Fig. 4: NTS regulates OXPHOS through PGC1α inhibition.

A Effect of SR48692 (NTSR1 antagonist, 10 μM) on NTS-induced PGC1α expression in hepatocytes (C57/BL6); normalized to actin. N = 4 independent experiments. B Promoter activity of PGC1α (2 kb luciferase promoter) with NTS and PD98059 (MEK inhibitor, 1 µM) treatment in transfected HepG2 cells (Dual Glo Luciferase assay). N = 3. C Mito stress test in control (Hep-pcDNA) and PGC1α-overexpressing (Hep-PGC1α) clone 2 treated with NTS; N = 16 datapoints from two independent experiments. D, E Effect of NTS (10 nM) and PA (100 μM) stimulation (16 h) on protein expression (western blot) in hepatocytes (C57/BL6). PGC1α was normalized to actin and pAMPK was normalized to AMPK. N = 3 independent experiments. F Gene expression analyses in Nts^+/+ hepatocytes treated with NTS and PA treated as in (D). Dashed line represents expression levels in control group; N = 4–5 mice; ns = not significant. G Lipid utilization assay. Nts^+/+ hepatocytes were incubated with 100 µM PA for 24 h in presence/absence of NTS (10 nM), washed extensively and then incubated in lipid-free media for another 24 h. Confocal images show amount of unmetabolized lipids (BODIPY) at 48 h after lipid addition.
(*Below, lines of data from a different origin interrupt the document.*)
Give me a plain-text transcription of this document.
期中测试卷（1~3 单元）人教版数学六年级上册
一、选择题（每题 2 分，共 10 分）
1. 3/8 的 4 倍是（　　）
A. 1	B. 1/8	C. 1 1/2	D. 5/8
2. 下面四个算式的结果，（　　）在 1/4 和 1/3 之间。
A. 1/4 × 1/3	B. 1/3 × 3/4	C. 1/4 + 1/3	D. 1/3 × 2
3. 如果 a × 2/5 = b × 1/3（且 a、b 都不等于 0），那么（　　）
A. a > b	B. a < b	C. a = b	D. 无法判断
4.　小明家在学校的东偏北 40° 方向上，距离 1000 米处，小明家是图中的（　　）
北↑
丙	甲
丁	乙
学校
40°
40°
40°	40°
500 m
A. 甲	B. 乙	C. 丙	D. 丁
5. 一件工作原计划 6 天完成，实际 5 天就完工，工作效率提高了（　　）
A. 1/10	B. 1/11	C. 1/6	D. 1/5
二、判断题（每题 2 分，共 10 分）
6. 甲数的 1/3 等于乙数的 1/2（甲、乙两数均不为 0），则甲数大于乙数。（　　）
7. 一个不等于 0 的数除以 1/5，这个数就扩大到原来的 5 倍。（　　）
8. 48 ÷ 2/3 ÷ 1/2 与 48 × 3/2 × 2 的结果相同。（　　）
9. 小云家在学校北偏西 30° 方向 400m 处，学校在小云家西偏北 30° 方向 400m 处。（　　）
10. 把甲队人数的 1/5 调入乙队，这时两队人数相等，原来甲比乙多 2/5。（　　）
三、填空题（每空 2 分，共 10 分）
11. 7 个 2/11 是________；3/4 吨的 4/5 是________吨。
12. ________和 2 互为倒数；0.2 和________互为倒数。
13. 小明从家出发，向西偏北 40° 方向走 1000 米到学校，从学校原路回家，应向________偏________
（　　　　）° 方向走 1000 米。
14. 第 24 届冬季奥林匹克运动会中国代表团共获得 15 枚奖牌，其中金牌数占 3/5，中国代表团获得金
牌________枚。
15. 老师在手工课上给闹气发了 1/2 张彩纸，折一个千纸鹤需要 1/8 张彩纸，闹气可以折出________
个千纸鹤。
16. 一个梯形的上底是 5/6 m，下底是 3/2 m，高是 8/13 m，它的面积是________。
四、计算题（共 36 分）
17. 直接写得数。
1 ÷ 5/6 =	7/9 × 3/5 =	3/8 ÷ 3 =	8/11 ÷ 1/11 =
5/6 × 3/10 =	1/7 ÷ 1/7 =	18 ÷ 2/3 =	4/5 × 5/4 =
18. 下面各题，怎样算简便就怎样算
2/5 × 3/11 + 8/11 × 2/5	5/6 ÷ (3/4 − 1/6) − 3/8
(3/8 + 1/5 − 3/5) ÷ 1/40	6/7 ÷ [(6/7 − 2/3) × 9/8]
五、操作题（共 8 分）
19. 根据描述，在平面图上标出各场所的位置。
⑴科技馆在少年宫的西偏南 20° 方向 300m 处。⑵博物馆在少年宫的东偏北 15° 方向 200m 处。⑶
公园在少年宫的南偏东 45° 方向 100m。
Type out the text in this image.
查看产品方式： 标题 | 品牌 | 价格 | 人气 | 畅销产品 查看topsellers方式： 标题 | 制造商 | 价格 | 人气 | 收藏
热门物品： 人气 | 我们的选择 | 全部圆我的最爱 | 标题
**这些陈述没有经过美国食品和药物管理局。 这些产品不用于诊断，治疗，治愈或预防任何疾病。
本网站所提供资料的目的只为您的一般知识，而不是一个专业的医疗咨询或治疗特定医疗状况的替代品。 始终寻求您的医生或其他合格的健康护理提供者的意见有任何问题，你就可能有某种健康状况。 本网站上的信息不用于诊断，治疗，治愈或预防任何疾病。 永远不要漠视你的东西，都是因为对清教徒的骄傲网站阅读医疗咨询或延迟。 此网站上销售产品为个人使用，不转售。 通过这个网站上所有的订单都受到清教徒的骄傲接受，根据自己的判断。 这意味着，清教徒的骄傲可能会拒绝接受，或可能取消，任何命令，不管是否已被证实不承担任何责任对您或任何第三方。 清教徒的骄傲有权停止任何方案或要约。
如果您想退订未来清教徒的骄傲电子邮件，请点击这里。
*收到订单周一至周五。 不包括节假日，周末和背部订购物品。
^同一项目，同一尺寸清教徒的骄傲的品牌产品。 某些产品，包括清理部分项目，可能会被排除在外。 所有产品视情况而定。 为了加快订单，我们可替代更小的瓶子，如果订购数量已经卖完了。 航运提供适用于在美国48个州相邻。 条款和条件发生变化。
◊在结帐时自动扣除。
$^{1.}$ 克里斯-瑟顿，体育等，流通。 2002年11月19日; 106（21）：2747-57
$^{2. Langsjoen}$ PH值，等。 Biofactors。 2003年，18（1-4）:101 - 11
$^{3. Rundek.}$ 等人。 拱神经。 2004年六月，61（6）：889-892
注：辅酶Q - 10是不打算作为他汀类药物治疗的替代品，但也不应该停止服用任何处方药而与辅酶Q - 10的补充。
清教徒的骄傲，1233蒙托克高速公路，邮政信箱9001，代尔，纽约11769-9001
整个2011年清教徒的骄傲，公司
Hoechst = nuclear stain. Scale bar = 50 μm. Quantified data from 30 cells/group are shown on the right. H Measurement of unmetabolized lipids by Ntsr1^+/+ and Ntsr1^−/− hepatocytes at 48 h in 96-well plates (BODIPY staining was normalized to Hoechst). Representative data from two independent experiment is shown. Data are expressed as mean ± SD, and p ≤ 0.05 is considered significant.